Bez tytułu


Autor: kumcia
27 listopada 2005, 21:41

 

Impreza?
-udana,udana jak najbardziej:)
Z ludzim co mialam  zobaczyc sie zobaczylam,szkoda,ze tylko na poczatku..tyle ludzi-ciezko bylo sie odnalesc..
Ten scisk,zeby wyjsc trzeba bylo przepychac sie przez tlum ,krzyczac przepraszam,czasami w zlosci jak nie chcieli sie usnunac rozpychac lokciami..
Przewaznie na imprezach tam ladowalam ja i czuby,czyli jedyna dziewczyna bylam.
A wczoraj o dziwo w skladzie naszym przewaga byla kobiet:)
..nawet jednemu panu padalam swoj nr tel,bo tak ladnie prosil:)pozniej namawial do wspolnej zabawy,ale jakos..nie mialam ochoty..wolalam sama bez skrepowania na schodeczku przy swoich znajomych:)
-tragedia,zegarek zgubilam,odpiol sie,a to byl prezent od mamy..bez niego dziwnie sie czuje,zal..
-znowu nogi odmowily posluszenstwa..starosc..wychodze z wprawy??
Czujecie czekac na samochod w cienkiej bluzece po 3 zwracajac uwage jakie teraz temperatury mamy..
...staralam sie byc dzielna:D
Bylam wykonczona,prawie w drodze powrotnej usnelam...

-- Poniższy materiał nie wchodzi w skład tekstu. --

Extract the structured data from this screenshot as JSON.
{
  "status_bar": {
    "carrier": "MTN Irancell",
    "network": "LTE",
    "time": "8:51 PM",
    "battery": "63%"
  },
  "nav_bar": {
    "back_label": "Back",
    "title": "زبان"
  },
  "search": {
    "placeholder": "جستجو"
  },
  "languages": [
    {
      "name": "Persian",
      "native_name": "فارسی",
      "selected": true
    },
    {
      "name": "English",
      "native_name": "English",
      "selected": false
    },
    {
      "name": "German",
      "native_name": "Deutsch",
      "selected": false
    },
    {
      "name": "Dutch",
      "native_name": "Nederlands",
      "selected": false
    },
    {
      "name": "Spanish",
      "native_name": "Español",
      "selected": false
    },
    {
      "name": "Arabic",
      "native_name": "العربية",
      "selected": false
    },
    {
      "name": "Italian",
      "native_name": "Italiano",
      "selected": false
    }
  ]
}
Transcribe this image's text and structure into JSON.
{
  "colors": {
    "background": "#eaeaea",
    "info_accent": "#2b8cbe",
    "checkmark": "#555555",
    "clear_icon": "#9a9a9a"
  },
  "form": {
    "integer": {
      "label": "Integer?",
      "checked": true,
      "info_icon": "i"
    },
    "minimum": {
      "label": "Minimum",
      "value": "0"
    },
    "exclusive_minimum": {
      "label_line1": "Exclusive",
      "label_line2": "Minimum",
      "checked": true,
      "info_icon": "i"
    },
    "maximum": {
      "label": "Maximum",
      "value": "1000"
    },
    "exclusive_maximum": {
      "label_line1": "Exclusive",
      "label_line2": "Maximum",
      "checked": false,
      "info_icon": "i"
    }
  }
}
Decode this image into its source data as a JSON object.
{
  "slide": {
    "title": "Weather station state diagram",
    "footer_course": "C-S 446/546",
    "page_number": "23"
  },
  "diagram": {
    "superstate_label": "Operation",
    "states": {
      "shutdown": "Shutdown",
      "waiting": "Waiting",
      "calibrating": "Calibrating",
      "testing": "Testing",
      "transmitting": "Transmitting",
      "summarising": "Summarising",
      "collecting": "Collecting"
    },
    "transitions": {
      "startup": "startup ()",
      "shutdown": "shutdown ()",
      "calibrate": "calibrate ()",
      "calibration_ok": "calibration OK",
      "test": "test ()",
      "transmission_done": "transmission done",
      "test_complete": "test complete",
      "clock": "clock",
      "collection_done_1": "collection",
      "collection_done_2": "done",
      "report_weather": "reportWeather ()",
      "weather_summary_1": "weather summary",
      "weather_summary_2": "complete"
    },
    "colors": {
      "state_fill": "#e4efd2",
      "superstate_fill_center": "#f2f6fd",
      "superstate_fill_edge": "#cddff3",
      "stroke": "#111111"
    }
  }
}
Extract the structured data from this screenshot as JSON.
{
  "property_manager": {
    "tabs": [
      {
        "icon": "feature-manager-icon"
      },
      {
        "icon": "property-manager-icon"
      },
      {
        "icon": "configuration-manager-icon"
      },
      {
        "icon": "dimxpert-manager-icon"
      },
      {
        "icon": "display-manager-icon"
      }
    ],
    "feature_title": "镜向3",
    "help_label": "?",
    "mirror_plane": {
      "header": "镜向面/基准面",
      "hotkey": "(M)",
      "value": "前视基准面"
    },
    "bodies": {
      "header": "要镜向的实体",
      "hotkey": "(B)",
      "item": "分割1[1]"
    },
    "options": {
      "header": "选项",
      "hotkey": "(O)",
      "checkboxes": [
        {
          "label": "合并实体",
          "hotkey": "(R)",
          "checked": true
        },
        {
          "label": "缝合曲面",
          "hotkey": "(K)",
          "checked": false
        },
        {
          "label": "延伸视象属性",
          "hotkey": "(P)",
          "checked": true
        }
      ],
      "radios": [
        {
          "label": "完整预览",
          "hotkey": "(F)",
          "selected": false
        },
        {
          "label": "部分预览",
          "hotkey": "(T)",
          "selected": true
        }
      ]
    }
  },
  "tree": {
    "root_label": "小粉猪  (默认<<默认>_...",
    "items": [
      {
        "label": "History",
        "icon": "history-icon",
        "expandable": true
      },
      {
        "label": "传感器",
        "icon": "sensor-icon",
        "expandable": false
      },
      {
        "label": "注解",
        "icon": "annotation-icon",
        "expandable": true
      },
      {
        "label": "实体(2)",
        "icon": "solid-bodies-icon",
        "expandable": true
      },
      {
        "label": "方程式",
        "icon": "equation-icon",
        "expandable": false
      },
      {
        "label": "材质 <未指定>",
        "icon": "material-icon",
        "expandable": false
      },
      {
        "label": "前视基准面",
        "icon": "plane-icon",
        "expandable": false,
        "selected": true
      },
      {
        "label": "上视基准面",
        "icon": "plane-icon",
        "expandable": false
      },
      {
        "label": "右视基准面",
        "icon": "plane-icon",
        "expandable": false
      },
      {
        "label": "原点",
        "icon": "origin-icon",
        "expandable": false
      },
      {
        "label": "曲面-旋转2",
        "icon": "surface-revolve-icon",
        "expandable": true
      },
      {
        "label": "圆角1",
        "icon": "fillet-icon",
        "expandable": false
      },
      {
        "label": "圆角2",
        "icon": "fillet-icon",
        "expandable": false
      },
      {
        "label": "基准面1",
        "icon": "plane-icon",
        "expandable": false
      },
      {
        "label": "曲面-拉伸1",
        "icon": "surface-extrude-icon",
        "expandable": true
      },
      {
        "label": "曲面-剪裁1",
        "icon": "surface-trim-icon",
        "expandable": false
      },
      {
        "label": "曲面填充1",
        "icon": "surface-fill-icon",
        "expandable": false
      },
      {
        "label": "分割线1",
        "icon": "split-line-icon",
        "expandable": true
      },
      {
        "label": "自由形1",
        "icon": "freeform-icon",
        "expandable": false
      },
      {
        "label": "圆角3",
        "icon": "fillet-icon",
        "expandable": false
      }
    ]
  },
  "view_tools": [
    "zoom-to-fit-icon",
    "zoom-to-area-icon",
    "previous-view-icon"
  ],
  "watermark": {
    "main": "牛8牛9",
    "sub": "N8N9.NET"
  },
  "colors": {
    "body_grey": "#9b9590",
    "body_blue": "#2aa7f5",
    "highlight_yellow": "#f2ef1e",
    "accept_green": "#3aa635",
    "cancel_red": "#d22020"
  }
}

Aaaaaa dzisiaj spedzilam dzien z panem A.
Twierdzil,ze go wykorzystuje :>
wcale,ze nie..:P
Lubie jak nasze spotakania tak wygladaja..
..poprostu jest milo...
-rozstawac sie z usmiechem..tzn ja to akurat uciekalam po schodach pisczac i sie smiejac,krzywde chcialm i zrobic!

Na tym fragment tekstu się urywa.